Em primeiro lugar, é necessário considerar que a produção não busca construir um filme sério de gangsteres, e quem busca isto certamente sofrerá uma decepção. Por isto mesmo, soa como um projeto paralelo para quem está envolvido, e foi justamente o que deu a aura da produção, que por não exigir tanto em termos dramáticos e sérios, acabou deixando todos os atores e o diretor bastante a vontade para realizar o trabalho. A Família brinca com o sub-gênero, brinca com questões históricas e culturais, com suas personagens e com a violência. Mas não pense que é uma comédia pura, pois o filme ainda reserva pitadas de tensão e dramaticidade muito bem encaixadas, que elevam sua profundidade para muito além de uma comédia despretensiosa, com a exploração de camadas que são o que o torna tão surpreendente.

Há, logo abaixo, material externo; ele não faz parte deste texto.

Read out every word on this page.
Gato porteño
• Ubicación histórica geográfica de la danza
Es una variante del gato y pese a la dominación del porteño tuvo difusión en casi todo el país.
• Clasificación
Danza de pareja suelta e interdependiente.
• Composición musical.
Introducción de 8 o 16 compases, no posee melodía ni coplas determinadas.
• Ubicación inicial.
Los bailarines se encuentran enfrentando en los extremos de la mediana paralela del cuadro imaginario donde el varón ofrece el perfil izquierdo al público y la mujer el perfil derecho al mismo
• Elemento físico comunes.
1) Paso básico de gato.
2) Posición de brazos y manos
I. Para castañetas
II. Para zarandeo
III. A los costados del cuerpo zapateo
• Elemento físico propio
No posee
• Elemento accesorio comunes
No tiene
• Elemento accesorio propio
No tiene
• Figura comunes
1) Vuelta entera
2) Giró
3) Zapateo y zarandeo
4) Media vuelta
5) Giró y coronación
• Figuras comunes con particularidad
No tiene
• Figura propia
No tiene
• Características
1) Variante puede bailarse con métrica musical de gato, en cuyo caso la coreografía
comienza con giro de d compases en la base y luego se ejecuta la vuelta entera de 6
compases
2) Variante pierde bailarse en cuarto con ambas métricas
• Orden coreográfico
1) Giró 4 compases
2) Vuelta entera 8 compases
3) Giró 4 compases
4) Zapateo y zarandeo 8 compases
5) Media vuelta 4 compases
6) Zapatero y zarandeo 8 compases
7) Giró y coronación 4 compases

A relação entre a família Blake - codinome que adotam para esta etapa do programa - torna-se conturbada pela necessidade de manter o cinismo para suas relações exteriores. Para cada nova cidade em que moram, eles tem que passar por uma longa adaptação cheia de mentiras, já que não podem cogitar revelar a verdade de seu passado para ninguém mais, por isto, é fácil se colocar no lugar deles e se identificar com seus problemas. Desde os primeiros dias nesta nova cidade, todos já reconhecem - como citado -, que não terão a oportunidade de passar muito tempo ali, mas cada um seguirá seu dia. O problema é que a adaptação para cada um deles torna-se mais difícil por esta loucura da situação em que vivem, e a questão dos hábitos de uma família mafiosa se encaixa perfeitamente nisto, já que esta realidade da família torna-os mais acostumados com a presença da violência para resolver os seus problemas e crises. O filho, Warren (John D'Leo), inspira-se no pai e organiza um sistema praticamente mafioso naturalmente em sua escola - negociando de lições de casa até cigarros -, a filha, Belle (Dianna Agron), resolve seus problemas com o assédio de garotos com a violência - no caso, uma raquete -, enquanto a mãe, Maggie (Michelle Pfeiffer), resolve problemas que qualquer dona de casa teria com, bem... fogo. O pai, Fred, ou Giovanni Manzoni (Robert De Niro), parece ter se acostumado a controlar a raiva e levar sua rotina da forma mais tradicional possível - para depois, vir a descontar num encanador. Há uma brincadeira bastante sutil com a questão do Sonho Americano, já que na família Blake, reside a aparência de uma família tradicional americana, mas quando nos aprofundamos mais em seus costumes, conhecemos pessoas que ignoram grande parte dos princípios morais e são adeptas do cinismo, e ainda por cima temos adolescentes que estão bem longe de terem os sonhos e objetivos típicos de jovens estereotipados americanos.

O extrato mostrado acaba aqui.